Doch das soll nur der bescheidene Anfang gewesen sein: In den kommenden Jahren soll sich die Rütli-Schule zum Herzstück eines Bildungsparks entwickeln, auf dem Kinder und Jugendliche vom Kindergartenalter bis zum geglückten Berufseinstieg bestmöglich gefördert werden. 26 Millionen Euro koste das Vorhaben insgesamt, sagte Projektleiterin Ilse Wolter. Die neuen Mensaräume der Rütli-Schule seien voraussichtlich im September bezugsfertig. "Sie sind unser wichtigster Sponsor", begrüßte Buschkowsky seinen Genossen Bundesminister. 2,5 Millionen Euro kommen aus dem Aktionsprogramm Soziale Stadt, das Tiefensees Ministerium verwaltet. "Ich will zeigen, dass die Bundesregierung problembewusst ist", sagt Tiefensee.

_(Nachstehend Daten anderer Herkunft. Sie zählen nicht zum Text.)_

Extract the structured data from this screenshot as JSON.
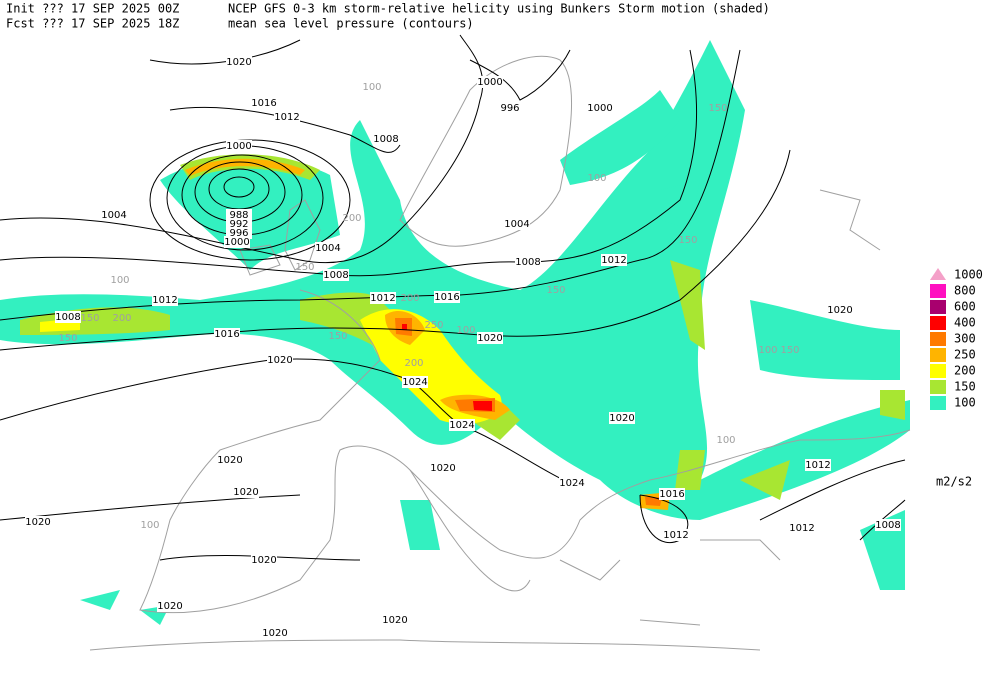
{
  "header": {
    "init_time": "Init  ??? 17 SEP 2025 00Z",
    "init_desc": "NCEP GFS 0-3 km storm-relative helicity using Bunkers Storm motion (shaded)",
    "fcst_time": "Fcst ??? 17 SEP 2025 18Z",
    "fcst_desc": "mean sea level pressure (contours)"
  },
  "legend": {
    "units": "m2/s2",
    "items": [
      {
        "label": "1000",
        "color": "#f4a0c8"
      },
      {
        "label": "800",
        "color": "#ff10c0"
      },
      {
        "label": "600",
        "color": "#a8006e"
      },
      {
        "label": "400",
        "color": "#ff0000"
      },
      {
        "label": "300",
        "color": "#ff7a00"
      },
      {
        "label": "250",
        "color": "#ffb400"
      },
      {
        "label": "200",
        "color": "#ffff00"
      },
      {
        "label": "150",
        "color": "#a8e632"
      },
      {
        "label": "100",
        "color": "#33f0c0"
      }
    ]
  },
  "contour_labels": [
    "1020",
    "1016",
    "1012",
    "1008",
    "1000",
    "1004",
    "988",
    "992",
    "996",
    "1000",
    "1004",
    "1008",
    "1012",
    "1008",
    "1016",
    "1012",
    "1016",
    "1020",
    "1020",
    "1024",
    "1024",
    "1020",
    "1020",
    "1020",
    "1020",
    "1020",
    "1024",
    "1016",
    "1012",
    "1012",
    "1012",
    "1008",
    "1020",
    "1020",
    "1020",
    "1020",
    "1020",
    "1000",
    "996",
    "1000",
    "1004",
    "1008",
    "1012"
  ],
  "shading_labels": [
    "100",
    "150",
    "100",
    "200",
    "150",
    "100",
    "200",
    "150",
    "150",
    "200",
    "250",
    "200",
    "150",
    "150",
    "100",
    "150",
    "100",
    "150",
    "100",
    "100"
  ]
}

Gemeinschaftsschule soll entstehen

Auf einer Fläche von mehr als 40.000 Quadratmetern zu beiden Seiten der Rütlistraße soll auf dem Campus künftig alles vereint sein, was für Bildung und Integration in einem Kiez mit gewaltigen sozialen Problemen gebraucht wird. Die Rütli-Hauptschule fusioniert mit der Heinrich-Heine-Grundschule und der Franz-Schubert-Grundschule zu einer der elf ersten Gemeinschaftsschulen Berlins. Außerdem sollen zwei Kitas, Spielplätze, Jugendzentrum samt Musikschule, verschiedenen Werkstätten sowie Sport- und Freizeitanlagen auf dem Areal Platz finden. Allein für den Bau einer Quartierssporthalle kalkuliert der Bezirk Kosten von 3,8 Millionen. Der Bezirk will Gelder aus verschiedenen Töpfen zusammenbringen, beispielsweise aus den Investitionsmitteln des Bundes für den Ausbau von Ganztagsschulen. Bereit stehen außerdem Zuschüsse etlicher Stiftungen, unter anderem 1,5 Millionen Euro der Freudenberg-Stiftung für eine pädagogische Werkstatt.

Nicht alle Neuköllner aber frohlocken über das Musterprojekt. Die Laubenpieper aus der Kleingartenkolonie "Hand in Hand" werden ihren bisherigen Standort ebenso räumen müssen wie die Gewerbetreibenden auf dem Autohof Mix. Dessen Hauptpächter klagte gegen die Kündigung. "Wir haben die erste Runde gewonnen, aber der Rechtsstreit läuft weiter", sagt Buschkowsky.